Thursday, June 7, 2018

Steps for importing csv / text data to Postgres database table in Ubuntu / Linux

Steps for importing csv / text data to Postgres database table in Ubuntu / Linux


  • If the file is too big to process in one step, cut the file into multiple files
    • split -l 250000 filename.txt  // Will split the file into multiple files with 250000 lines
  • In case if all columns are not required to be imported, create a new file with required number of columns. Mind the delimiter used.
    • cut -d'|' -f1,3,6,33,34,35 file_name.txt >> out.txt
  • Next two lines are specific to my case
    • sed -e '/^[a-z,A_Z]/d' test.txt > test_1.txt  // To delete the lines which starts with a character.
    • sed -i '/^$/d' file.txt   //To delete empty lines
  • Copy the first line which is the column names to all the splitted file outputs, except the first file.

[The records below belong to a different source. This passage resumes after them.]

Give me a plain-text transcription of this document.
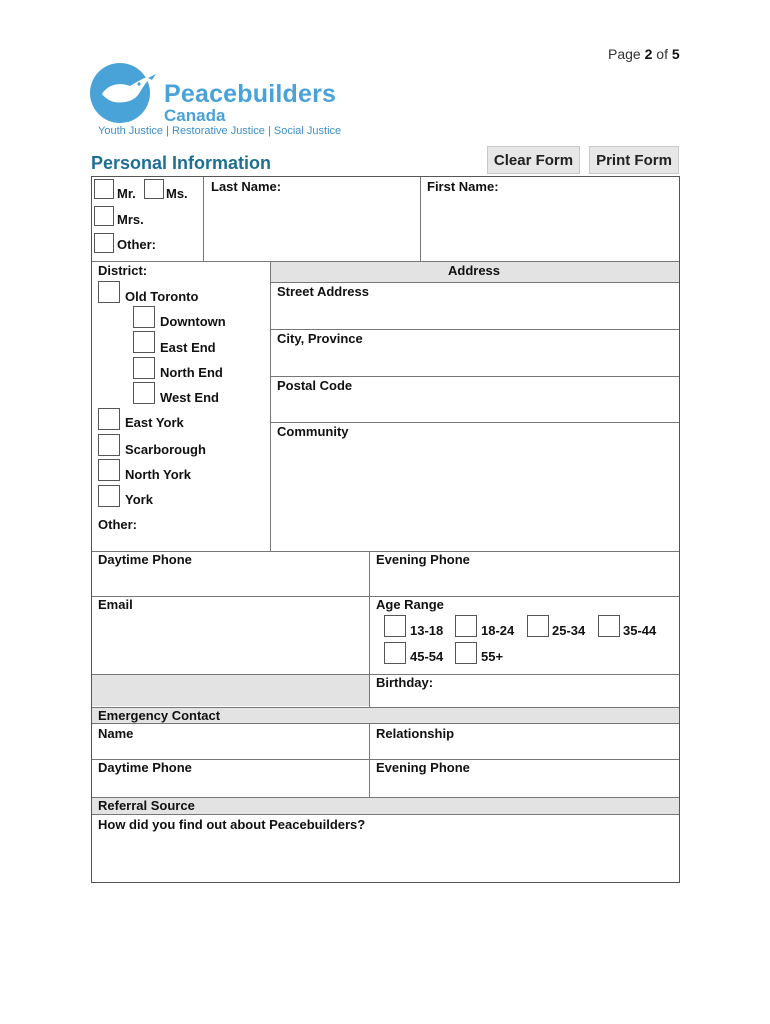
Page 2 of 5
Peacebuilders
Canada
Youth Justice | Restorative Justice | Social Justice
Personal Information	Clear Form	Print Form
Mr. Ms.
Mrs.
Other:
Last Name:	First Name:
District:
Old Toronto
Downtown
East End
North End
West End
East York
Scarborough
North York
York
Other:
Address
Street Address
City, Province
Postal Code
Community
Daytime Phone	Evening Phone
Email	Age Range
13-18	18-24	25-34	35-44
45-54	55+
Birthday:
Emergency Contact
Name	Relationship
Daytime Phone	Evening Phone
Referral Source
How did you find out about Peacebuilders?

Use "vim".
  • I used a python program to delete lines which contains number of columns not equal to three.
#Python Program
fh = open('test.txt')      # Open the Original file
f = open("test_2.txt","w") # Create a new file to store the output
for line in fh:
    countLine = line.count("|")
    if countLine == 2:
       f.write(line)
fh.close()
  • Create a table with requited columns. Better to give data type as character varying and size as larger than reqired for all columns (eg character varying (400))
  • Copy the formatted txt / csv to postgres table. Here delimiter used is '|'.
    • COPY table_name(phone_no,subscriber_name,address,pincode,place,district) FROM 'local_location/filename.txt' DELIMITER '|' CSV HEADER;
  • Possible Errors
    • Error telling some special characters present, so not able to copy.  /*  "UTF8": 0xbf   */
    • Here i have deleted the lines with that special characters. Go this website and figure out the special character.
    • https://www.utf8-chartable.de/unicode-utf8-table.pl?utf8=0x       ¿
    • Using vim editor search for the special character in file and delete it manually.
  • After copying the file, do the required process in the table
    • --delete FROM table_name WHERE length(phone_no)!=10;
    • --delete FROM table_name WHERE length(phone_no)=0;
    • --delete FROM table_name WHERE phone_no is null
    • --delete FROM table_name WHERE length(subscriber_name)>95;
    • --delete FROM table_name WHERE length(address)>295;
  • Alter the column datatype to required one
    • ALTER TABLE table_name ALTER COLUMN phone_no TYPE bigint USING (phone_no::bigint);  //Column name is phone_no
  • Fill unfilled column in database table with value from another column, delemited value
    • update table_name set pincode = ( SELECT split_part(address, '!', 3));
  • Update Column by replacing occurance of a string
    • UPDATE SET = REPLACE ( , 'string1', 'string2' );

Steps for take postgres table dump and import to another Postgres database

  • Login as root user
    • sudo su
  • Login as postgres user
    • su - postgres
  • Take dump of the table to file named output.sql
    • pg_dump -p 5432 --column-inserts --data-only --table=table_name database_name > output.sql
  • Copy output.sql to postgres/data folder of the machine where it is to be ported.
  • Create table at destination with same table name and properties
  • Go inside the /postgres/data folder and give this command
    • psql -p 5444 -d database_name -f output.sql  
      • -p is for port number
      • -d for database name